The Colorado Rockies have problems. They have a hard time figuring out what kind of team they want to build. It is hard to figure out what to do when you play in such a high altitude. The ball carries better than at sea level and apparently curves don't curve quite as much making it very difficult for pitchers. The 1995 team is the only team since the 1993 inception of the squad to make the playoffs. That team was built on the concept of bashing the other team into submission.
Then the team decided it needed good pitchers and went out and signed Darryl Kile who was terrible. Later on, the team decided to pressure Denver to improve their public school system as well as to import good looking hookers in an attempt to bolster their pitching staff. While they successfully signed Mike Hampton and Denny Neagle, both of those pitchers were complete crap while wearing the purple and black. At around the same time, team officials decided to go all "athletic" so the team could cover the wide expanses of the outfield. Alex Ochoa, anyone?

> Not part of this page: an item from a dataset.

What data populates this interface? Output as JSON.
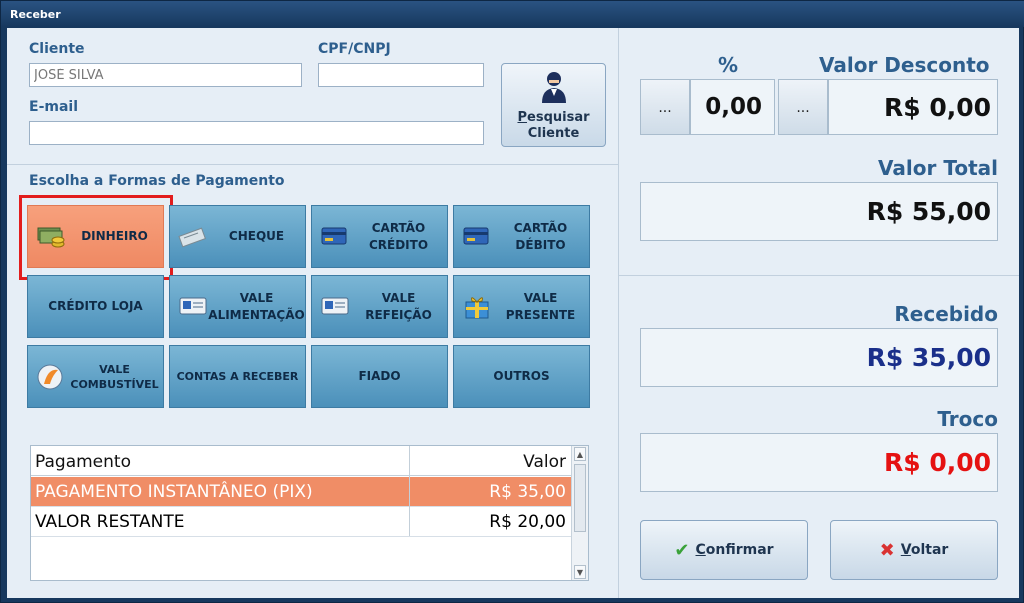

And, of course, who can forget the
humidor experiment?
But through it all, the team has sucked. Jamie had an interesting
post the other day about Steve Reed, a pitcher who had much success while pitching in Coors Field. How does one explain that rookie Jeff Francis has been much better at home than on the road this year? Is it all psychological for most of these players? Pitchers tend to be terrible in Colorado (Kile and Hampton had to get out of town to resurrect their careers) and hitters tend to not be nearly as good on the road. I'll leave these debates to the Baseball Prospectus folks out there but I think that I've come up with an interesting solution.
For a long time, I was saying that the outfield fences should be pushed in at Coors. The fences are really far back to prevent super cheap homers since the ball travels so well. But this just creates a lot of dinky little singles that fall in front of the outfielders and many, many extra base hits when the ball finds the gap. Obviously, baseball officials aren't going to let teams field a tenth man in Denver so that is out. And if the fences are merely moved in, then there will be way too many homeruns. So I propose this:
What if the fences were moved in and at the same time raise the height of the fences dramatically? You could have a Green Monster type effect around the entire outfield. You could even have a section at some point where the wall is low thus creating the opposite of the Green Monster effect. At first, I thought this wouldn't work because there would be too many doubles hit off the wall. But in Boston, many of those long hit balls hit off the wall with only end up as singles.

It could look something like this minus all of the wailing.
What do the baseball experts out there think?
After, I get this going I can start working on my real dreams -- like the outfield fences that consistently keep moving during a game or the spikes that indiscriminately pop up out of the grass like in
Flash Gordon, or maybe put a treacherous hill and flagpole in centerfield. Oh wait, those are too damn crazy!

Who would ever greenlight such a ludicrous concept?

Imagine an outfielder going back to make a catch while having to dive out of the way of vicious spikes.